The program has nine student ambassadors who volunteer their time for a full school year. The ambassadors’ goal is to promote service to their peers.
“They are all students who are very passionate about service and want to get others involved,” Jessen-Hiser said.
Daniel Ward, Associated Students, Inc. senator-at-large for academic affairs and a Richter Center ambassador, said it is important for students to understand that to be a good leader means to willingly serve others.
“I absolutely love serving as a Richter Center student leader because I get to share my passion for service,” he said.
Ward will be one of about 90 volunteers who will work this Saturday at Make a Difference Day from 8:00 a.m. to 12:30 p.m.
“It is a one-day service event where students will be at two different sites. Building hiking trails with Sierra Foothill Conservancy is one of them,” Jessen-Hiser said. “Fresno State volunteers have helped build over five miles of trails at two separate preserves managed by the Sierra Foothill Conservancy.”
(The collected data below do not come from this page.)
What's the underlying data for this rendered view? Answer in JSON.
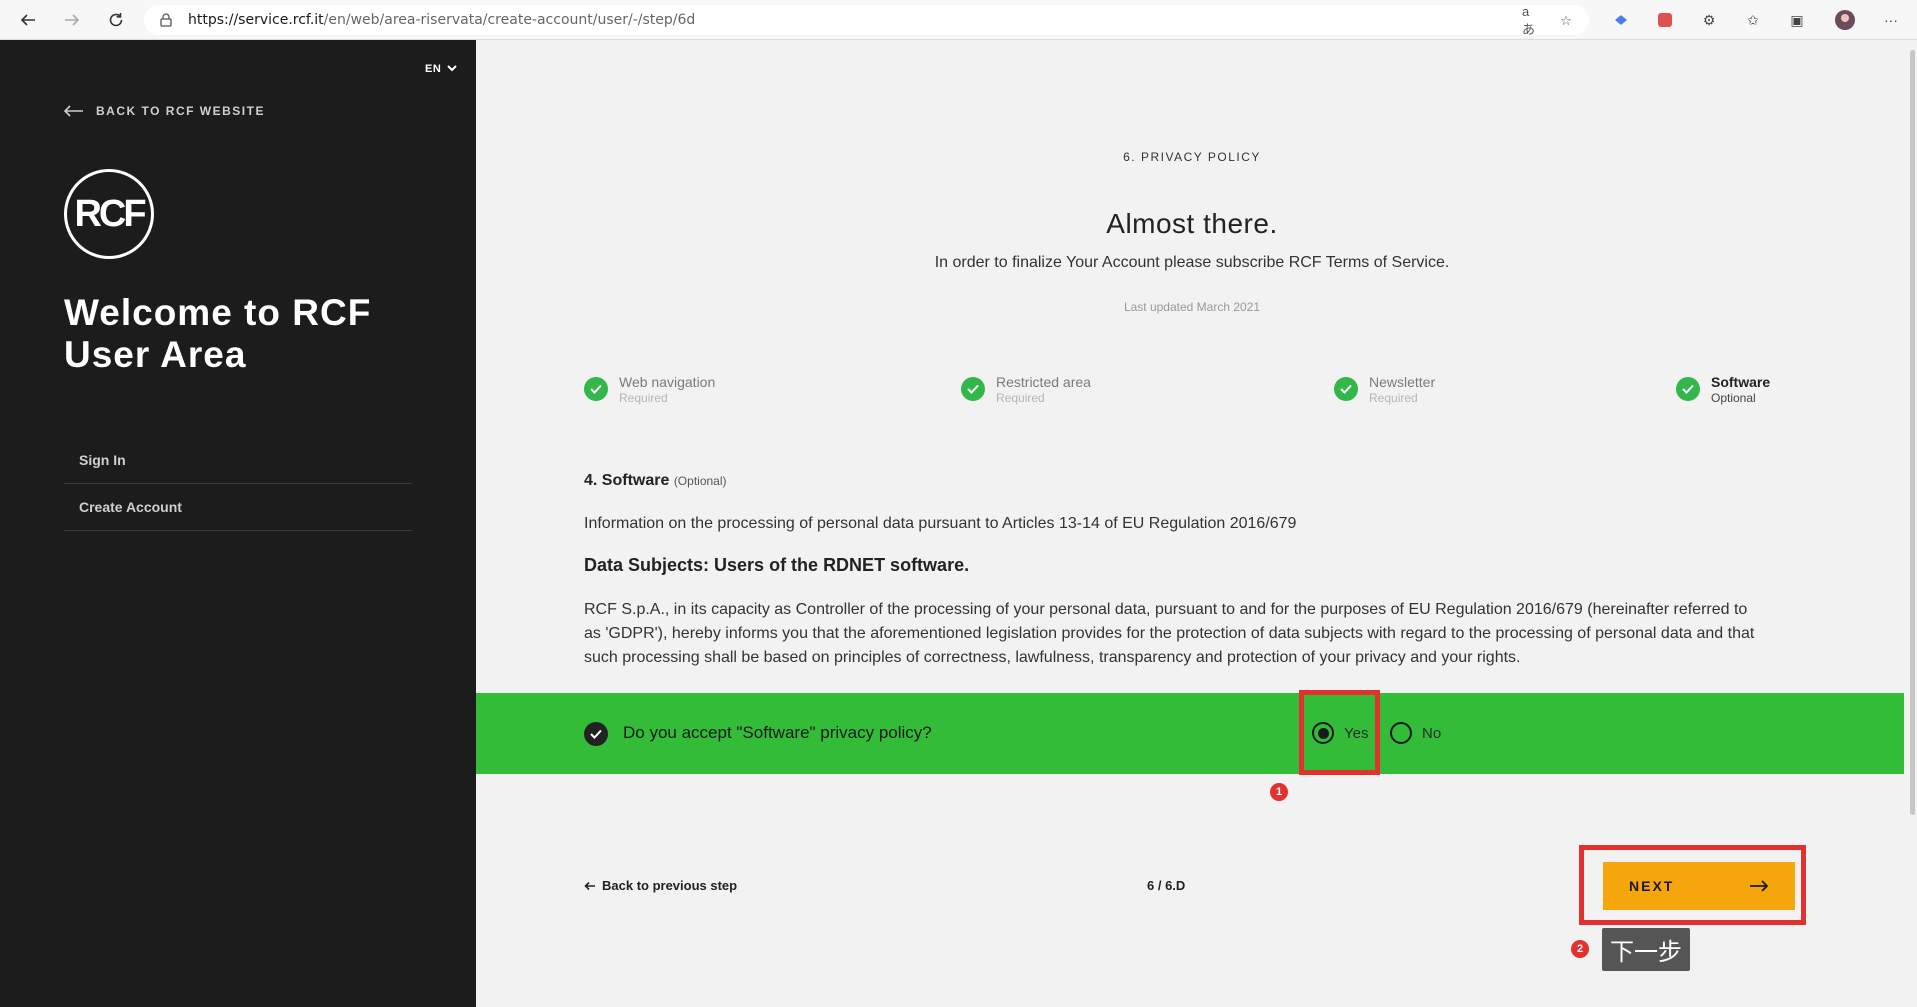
{
  "browser": {
    "url_domain": "https://service.rcf.it",
    "url_path": "/en/web/area-riservata/create-account/user/-/step/6d"
  },
  "sidebar": {
    "language": "EN",
    "back_link": "BACK TO RCF WEBSITE",
    "logo_text": "RCF",
    "welcome_line1": "Welcome to RCF",
    "welcome_line2": "User Area",
    "menu": [
      {
        "label": "Sign In"
      },
      {
        "label": "Create Account"
      }
    ]
  },
  "main": {
    "step_label": "6. PRIVACY POLICY",
    "heading": "Almost there.",
    "subheading": "In order to finalize Your Account please subscribe RCF Terms of Service.",
    "last_updated": "Last updated March 2021",
    "progress": [
      {
        "title": "Web navigation",
        "status": "Required"
      },
      {
        "title": "Restricted area",
        "status": "Required"
      },
      {
        "title": "Newsletter",
        "status": "Required"
      },
      {
        "title": "Software",
        "status": "Optional"
      }
    ],
    "policy": {
      "section_title": "4. Software",
      "section_tag": "(Optional)",
      "intro": "Information on the processing of personal data pursuant to Articles 13-14 of EU Regulation 2016/679",
      "subject": "Data Subjects: Users of the RDNET software.",
      "body": "RCF S.p.A., in its capacity as Controller of the processing of your personal data, pursuant to and for the purposes of EU Regulation 2016/679 (hereinafter referred to as 'GDPR'), hereby informs you that the aforementioned legislation provides for the protection of data subjects with regard to the processing of personal data and that such processing shall be based on principles of correctness, lawfulness, transparency and protection of your privacy and your rights."
    },
    "accept": {
      "question": "Do you accept \"Software\" privacy policy?",
      "yes_label": "Yes",
      "no_label": "No",
      "selected": "Yes"
    },
    "back_prev": "Back to previous step",
    "step_count": "6 / 6.D",
    "next_label": "NEXT"
  },
  "annotations": {
    "marker1": "1",
    "marker2": "2",
    "tooltip": "下一步",
    "color": "#e2312f"
  },
  "colors": {
    "sidebar_bg": "#1c1c1c",
    "accept_green": "#32bc38",
    "check_green": "#33b74a",
    "next_orange": "#f5a60c"
  }
}
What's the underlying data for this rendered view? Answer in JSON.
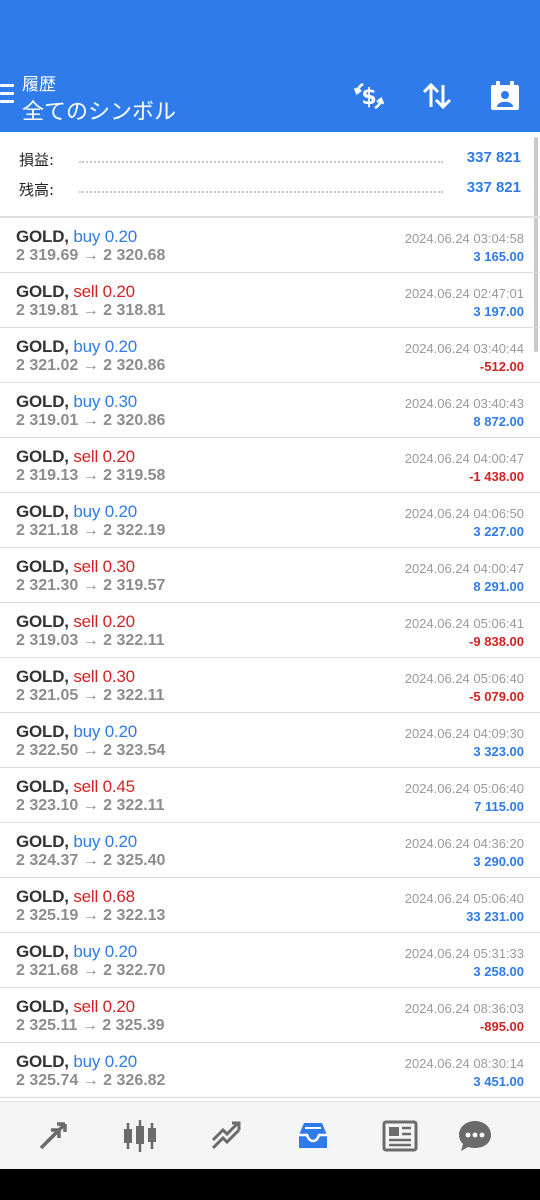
{
  "header": {
    "subtitle": "履歴",
    "title": "全てのシンボル"
  },
  "summary": {
    "profit_label": "損益:",
    "profit_value": "337 821",
    "balance_label": "残高:",
    "balance_value": "337 821"
  },
  "trades": [
    {
      "symbol": "GOLD,",
      "side": "buy",
      "volume": "0.20",
      "prices": "2 319.69 → 2 320.68",
      "time": "2024.06.24 03:04:58",
      "profit": "3 165.00",
      "negative": false
    },
    {
      "symbol": "GOLD,",
      "side": "sell",
      "volume": "0.20",
      "prices": "2 319.81 → 2 318.81",
      "time": "2024.06.24 02:47:01",
      "profit": "3 197.00",
      "negative": false
    },
    {
      "symbol": "GOLD,",
      "side": "buy",
      "volume": "0.20",
      "prices": "2 321.02 → 2 320.86",
      "time": "2024.06.24 03:40:44",
      "profit": "-512.00",
      "negative": true
    },
    {
      "symbol": "GOLD,",
      "side": "buy",
      "volume": "0.30",
      "prices": "2 319.01 → 2 320.86",
      "time": "2024.06.24 03:40:43",
      "profit": "8 872.00",
      "negative": false
    },
    {
      "symbol": "GOLD,",
      "side": "sell",
      "volume": "0.20",
      "prices": "2 319.13 → 2 319.58",
      "time": "2024.06.24 04:00:47",
      "profit": "-1 438.00",
      "negative": true
    },
    {
      "symbol": "GOLD,",
      "side": "buy",
      "volume": "0.20",
      "prices": "2 321.18 → 2 322.19",
      "time": "2024.06.24 04:06:50",
      "profit": "3 227.00",
      "negative": false
    },
    {
      "symbol": "GOLD,",
      "side": "sell",
      "volume": "0.30",
      "prices": "2 321.30 → 2 319.57",
      "time": "2024.06.24 04:00:47",
      "profit": "8 291.00",
      "negative": false
    },
    {
      "symbol": "GOLD,",
      "side": "sell",
      "volume": "0.20",
      "prices": "2 319.03 → 2 322.11",
      "time": "2024.06.24 05:06:41",
      "profit": "-9 838.00",
      "negative": true
    },
    {
      "symbol": "GOLD,",
      "side": "sell",
      "volume": "0.30",
      "prices": "2 321.05 → 2 322.11",
      "time": "2024.06.24 05:06:40",
      "profit": "-5 079.00",
      "negative": true
    },
    {
      "symbol": "GOLD,",
      "side": "buy",
      "volume": "0.20",
      "prices": "2 322.50 → 2 323.54",
      "time": "2024.06.24 04:09:30",
      "profit": "3 323.00",
      "negative": false
    },
    {
      "symbol": "GOLD,",
      "side": "sell",
      "volume": "0.45",
      "prices": "2 323.10 → 2 322.11",
      "time": "2024.06.24 05:06:40",
      "profit": "7 115.00",
      "negative": false
    },
    {
      "symbol": "GOLD,",
      "side": "buy",
      "volume": "0.20",
      "prices": "2 324.37 → 2 325.40",
      "time": "2024.06.24 04:36:20",
      "profit": "3 290.00",
      "negative": false
    },
    {
      "symbol": "GOLD,",
      "side": "sell",
      "volume": "0.68",
      "prices": "2 325.19 → 2 322.13",
      "time": "2024.06.24 05:06:40",
      "profit": "33 231.00",
      "negative": false
    },
    {
      "symbol": "GOLD,",
      "side": "buy",
      "volume": "0.20",
      "prices": "2 321.68 → 2 322.70",
      "time": "2024.06.24 05:31:33",
      "profit": "3 258.00",
      "negative": false
    },
    {
      "symbol": "GOLD,",
      "side": "sell",
      "volume": "0.20",
      "prices": "2 325.11 → 2 325.39",
      "time": "2024.06.24 08:36:03",
      "profit": "-895.00",
      "negative": true
    },
    {
      "symbol": "GOLD,",
      "side": "buy",
      "volume": "0.20",
      "prices": "2 325.74 → 2 326.82",
      "time": "2024.06.24 08:30:14",
      "profit": "3 451.00",
      "negative": false
    }
  ],
  "nav": {
    "items": [
      "quotes-icon",
      "chart-candles-icon",
      "trade-icon",
      "history-inbox-icon",
      "news-icon",
      "chat-icon"
    ],
    "active_index": 3
  },
  "colors": {
    "accent": "#2f7be9",
    "negative": "#d32222",
    "muted": "#8c8c8c"
  }
}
The second location will be Holman Park in northwest Fresno.
Junior Amanda de Lima, who is also an ambassador, said she will be at Holman Park working with volunteers to resurface a playground area and paint lines on a parking lot.
De Lima said she got involved with the program because she wanted to fill her time at Fresno State by impacting others in a positive way.
“The ambassadors are the bridge between students and the Richter Center,” de Lima said. “I honestly believe that part of [a student’s] education is understanding how your job will eventually affect others. This can only be done if people know what community they are a part of. There is an empowering feeling associated with those that serve others caused by the knowledge that your action made a difference in someone else’s life.”
The nine ambassadors come from different majors. Jessen-Hiser said that the ambassadors understand the different challenges that students face when trying to incorporate service.
“We do have one-day events, and if that is all you can fit into your life right now, then that is great,” Jessen-Hiser said. “We want you to do that.”
Jessen-Hiser is optimistic about the future of service at Fresno State. She said service projects are student driven. She credits that policy with keeping the projects innovative and students involved.
“I have seen it happen a lot where students get involved because maybe they have to, and then after a while it is transformative,” Jessen-Hiser said. “The way that they connect with the people in the community, they learn new information or they connect with somebody out there that they never would have connected with before. It offers them a new perspective on life.”